Security payoff: phishing infrastructure, command-and-control traffic, packet captures, firewall rules, web attacks, TLS mistakes, and cloud network boundaries.
4. Security Foundations
You learn the language of the field: CIA triad, risk, vulnerabilities, exploits, authentication, authorization, hashing, encryption, malware, web attacks, MITRE ATT&CK, OWASP Top 10.
Security payoff: this is the shared vocabulary.
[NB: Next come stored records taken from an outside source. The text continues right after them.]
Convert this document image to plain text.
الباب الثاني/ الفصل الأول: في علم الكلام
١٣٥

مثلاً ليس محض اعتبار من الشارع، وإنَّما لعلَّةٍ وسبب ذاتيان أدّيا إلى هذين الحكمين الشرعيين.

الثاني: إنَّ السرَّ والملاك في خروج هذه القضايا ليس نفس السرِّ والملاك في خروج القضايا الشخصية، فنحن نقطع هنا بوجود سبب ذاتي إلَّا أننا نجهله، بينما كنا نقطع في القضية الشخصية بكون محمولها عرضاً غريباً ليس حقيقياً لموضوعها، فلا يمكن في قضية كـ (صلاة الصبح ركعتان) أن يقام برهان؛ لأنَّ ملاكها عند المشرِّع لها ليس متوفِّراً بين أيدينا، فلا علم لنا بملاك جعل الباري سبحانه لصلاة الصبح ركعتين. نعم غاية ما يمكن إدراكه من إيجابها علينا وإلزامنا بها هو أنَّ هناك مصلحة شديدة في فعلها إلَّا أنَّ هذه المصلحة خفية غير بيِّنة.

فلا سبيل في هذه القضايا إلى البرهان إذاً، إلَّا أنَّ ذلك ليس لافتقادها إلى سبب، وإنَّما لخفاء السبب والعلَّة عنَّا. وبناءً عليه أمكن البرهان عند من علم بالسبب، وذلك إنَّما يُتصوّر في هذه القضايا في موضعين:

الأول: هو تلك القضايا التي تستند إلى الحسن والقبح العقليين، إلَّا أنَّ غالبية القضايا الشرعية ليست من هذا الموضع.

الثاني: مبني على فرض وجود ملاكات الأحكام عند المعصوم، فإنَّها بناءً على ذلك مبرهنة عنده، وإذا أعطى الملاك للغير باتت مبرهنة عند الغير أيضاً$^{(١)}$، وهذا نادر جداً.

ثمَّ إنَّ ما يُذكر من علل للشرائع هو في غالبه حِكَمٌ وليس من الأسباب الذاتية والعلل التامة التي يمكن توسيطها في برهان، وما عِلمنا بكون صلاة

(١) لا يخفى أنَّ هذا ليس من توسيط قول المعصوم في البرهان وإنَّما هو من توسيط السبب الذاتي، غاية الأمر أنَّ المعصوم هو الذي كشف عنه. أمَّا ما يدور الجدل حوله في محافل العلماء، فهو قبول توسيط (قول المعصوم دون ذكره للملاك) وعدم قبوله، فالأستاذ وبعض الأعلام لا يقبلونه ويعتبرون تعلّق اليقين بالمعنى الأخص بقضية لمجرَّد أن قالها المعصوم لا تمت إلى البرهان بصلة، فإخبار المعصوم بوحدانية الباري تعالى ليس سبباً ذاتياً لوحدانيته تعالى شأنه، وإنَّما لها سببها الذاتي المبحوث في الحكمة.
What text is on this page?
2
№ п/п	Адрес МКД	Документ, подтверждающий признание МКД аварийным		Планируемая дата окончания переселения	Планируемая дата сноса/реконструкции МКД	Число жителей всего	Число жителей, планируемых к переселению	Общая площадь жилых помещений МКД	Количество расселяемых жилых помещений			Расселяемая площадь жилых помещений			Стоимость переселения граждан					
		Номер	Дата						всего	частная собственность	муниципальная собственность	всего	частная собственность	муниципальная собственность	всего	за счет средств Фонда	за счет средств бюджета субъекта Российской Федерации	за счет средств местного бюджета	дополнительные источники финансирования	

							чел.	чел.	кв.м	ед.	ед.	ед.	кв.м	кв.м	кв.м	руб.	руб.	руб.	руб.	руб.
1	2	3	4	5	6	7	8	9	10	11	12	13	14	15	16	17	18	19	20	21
Without it, every job ad, incident report, cert question, and security tool reads like a foreign language.
5. Cloud
You learn what the cloud really is: someone else’s computers, wrapped in APIs, billing, identity, and managed services.
Security payoff: IAM mistakes, public S3 buckets, exposed keys, insecure security groups, logging gaps, shared responsibility, and the cloud patterns companies actually hire for.
6. AI/ML Security
You learn how models enter the security picture: training vs inference, LLMs, RAG, agents, prompt injection, model extraction, data poisoning, OWASP LLM Top 10.
Security payoff: AI systems are becoming part of normal business infrastructure. A defender who understands both cloud and AI attack surfaces has a sharper story than someone who only memorised old categories.
The Feynman test
Here is the test for every CyberGym note:
If you cannot explain the concept to a curious beginner without hiding behind jargon, you do not understand it well enough yet.
That does not mean the lesson should be shallow. It means the ladder should have small rungs.
For each topic, the pattern is:
- Start with the ordinary thing: a desk, a road, a locked room, a receptionist, a filing cabinet.
- Map the ordinary thing to the technical thing.
- Name the real term.
- Show why an attacker cares.
- Show what a defender would inspect.
That is the tone we want: easy to enter, deep enough to matter.
In one sketch
CyberGym
|
------------------------------------------------
| | | | | |
Machine OS Networking Security Cloud AI/ML
| | | | | |
------------------------------------------------
|
Programming Literacy
(the bridge language)Every phase walks around the same map again. Phase 0 gives the street names. Phase 1 adds detail. Phase 2 makes cloud security practical. Phase 3 takes the AI/ML security lane seriously.
References and image credits
- Computer-motherboard.jpg — Marcin Wieclaw, CC BY-SA 4.0.
- Operating_system_architecture.svg — Skjackey tse, public domain.
- OSI_Model_v1.svg — Offnfopt, public domain / CC0.
- CIAJMK1209-en.svg — Michel Bakni, CC BY-SA 4.0.
- Cloud_computing.svg — Sam Johnston, CC BY-SA 3.0.
- Artificial_neural_network.svg — Cburnett, GFDL / CC BY-SA 3.0.
Memory peg
Cybersecurity is not one subject. It is six lenses pointed at the same machine. Learn the lenses early; deepen them for the rest of your career.